PT Best Profit Futures Malang

Harga Minyak Naik di Tengah Penurunan Pengiriman AS

oil-flickr-700x357

BESTPROFIT FUTURES MALANG (21/4) New York  Harga minyak bertambah usai terjadi penurunan stok di titik pengiriman minyak mentah AS pada paruh kedua pekan lalu, melebihi tekanan rekor produksi yang dilakukan produsen minyak terbesar dunia, Arab Saudi.

Melansir laman Reuters, harga minyak Brent, menetap di posisi US$ 63,45 per barel, setelah jatuh lebih dari US$ 1 di awal sesi. Sedangkan minyak mentah AS ditutup naik 64 sen menjadi US$ 56,38, setelah berayun lebih dari US$ 2 per barel.

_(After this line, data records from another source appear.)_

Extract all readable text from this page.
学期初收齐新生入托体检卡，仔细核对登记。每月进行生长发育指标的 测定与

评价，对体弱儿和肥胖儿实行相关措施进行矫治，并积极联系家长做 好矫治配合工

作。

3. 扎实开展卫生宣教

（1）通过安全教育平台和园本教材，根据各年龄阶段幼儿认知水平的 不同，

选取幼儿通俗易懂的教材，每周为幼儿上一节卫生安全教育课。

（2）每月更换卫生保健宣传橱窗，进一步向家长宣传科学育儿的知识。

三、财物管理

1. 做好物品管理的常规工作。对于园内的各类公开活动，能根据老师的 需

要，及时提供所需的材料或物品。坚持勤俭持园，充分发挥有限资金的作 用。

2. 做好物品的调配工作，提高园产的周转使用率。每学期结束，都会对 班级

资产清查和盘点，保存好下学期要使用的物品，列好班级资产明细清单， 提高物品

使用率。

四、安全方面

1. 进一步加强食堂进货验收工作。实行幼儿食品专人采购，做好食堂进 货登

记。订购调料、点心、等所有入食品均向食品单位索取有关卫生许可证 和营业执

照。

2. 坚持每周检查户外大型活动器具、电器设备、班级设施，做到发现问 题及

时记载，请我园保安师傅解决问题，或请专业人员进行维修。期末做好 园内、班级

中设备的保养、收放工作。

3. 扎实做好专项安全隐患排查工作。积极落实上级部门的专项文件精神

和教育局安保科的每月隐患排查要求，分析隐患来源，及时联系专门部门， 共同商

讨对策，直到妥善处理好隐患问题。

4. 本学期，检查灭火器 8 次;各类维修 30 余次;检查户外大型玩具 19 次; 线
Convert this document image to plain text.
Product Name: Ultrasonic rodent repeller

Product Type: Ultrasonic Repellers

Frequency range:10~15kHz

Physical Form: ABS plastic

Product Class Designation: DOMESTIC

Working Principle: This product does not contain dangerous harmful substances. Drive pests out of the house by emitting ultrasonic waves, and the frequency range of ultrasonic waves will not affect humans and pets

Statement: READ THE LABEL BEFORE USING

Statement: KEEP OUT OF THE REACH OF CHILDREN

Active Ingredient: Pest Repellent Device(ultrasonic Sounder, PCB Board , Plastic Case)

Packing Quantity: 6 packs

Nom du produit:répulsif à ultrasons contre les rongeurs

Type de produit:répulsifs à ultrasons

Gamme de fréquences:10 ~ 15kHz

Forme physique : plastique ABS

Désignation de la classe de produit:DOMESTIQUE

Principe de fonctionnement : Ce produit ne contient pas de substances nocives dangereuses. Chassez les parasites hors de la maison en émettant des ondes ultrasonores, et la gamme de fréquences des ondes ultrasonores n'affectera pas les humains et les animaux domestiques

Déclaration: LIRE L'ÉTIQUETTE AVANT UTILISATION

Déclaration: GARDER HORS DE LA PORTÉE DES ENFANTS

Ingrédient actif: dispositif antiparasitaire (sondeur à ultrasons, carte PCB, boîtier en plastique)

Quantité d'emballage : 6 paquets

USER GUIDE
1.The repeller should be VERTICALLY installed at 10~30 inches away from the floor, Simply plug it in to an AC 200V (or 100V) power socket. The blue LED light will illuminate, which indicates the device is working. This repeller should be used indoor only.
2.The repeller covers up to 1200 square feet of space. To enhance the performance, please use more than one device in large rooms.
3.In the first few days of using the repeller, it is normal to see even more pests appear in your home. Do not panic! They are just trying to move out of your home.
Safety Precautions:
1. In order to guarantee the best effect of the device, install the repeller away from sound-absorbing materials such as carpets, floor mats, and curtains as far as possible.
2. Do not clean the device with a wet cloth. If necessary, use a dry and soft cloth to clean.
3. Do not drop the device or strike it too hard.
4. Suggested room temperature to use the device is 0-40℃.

Ketegangan setelah pengiriman kapal Angkatan Laut AS ke perairan dekat Yaman dan peringatan yang dikeluarkan Arab Saudi tentang serangan militan mungkin juga akan menempatkan harga North Sea Brent dan mentah AS kembali turun, menurut para pedagang.

“Persaingan pengaruh pasti ada, di mana minyak mentah AS sebagai sapi jantan, sedangkan beruang menerkam rekor keluaran minyak Saudi,” kata John Kilduff, mitra Hedge Fund Energi Again Capital.

Perusahaan jasa minyak Genscape melaporkan penurunan lebih 900 ribu barel pada titik pengiriman Cushing, Oklahoma. SAampai Jumat, Genscape melaporkan membangun sekitar 350 ribu barel.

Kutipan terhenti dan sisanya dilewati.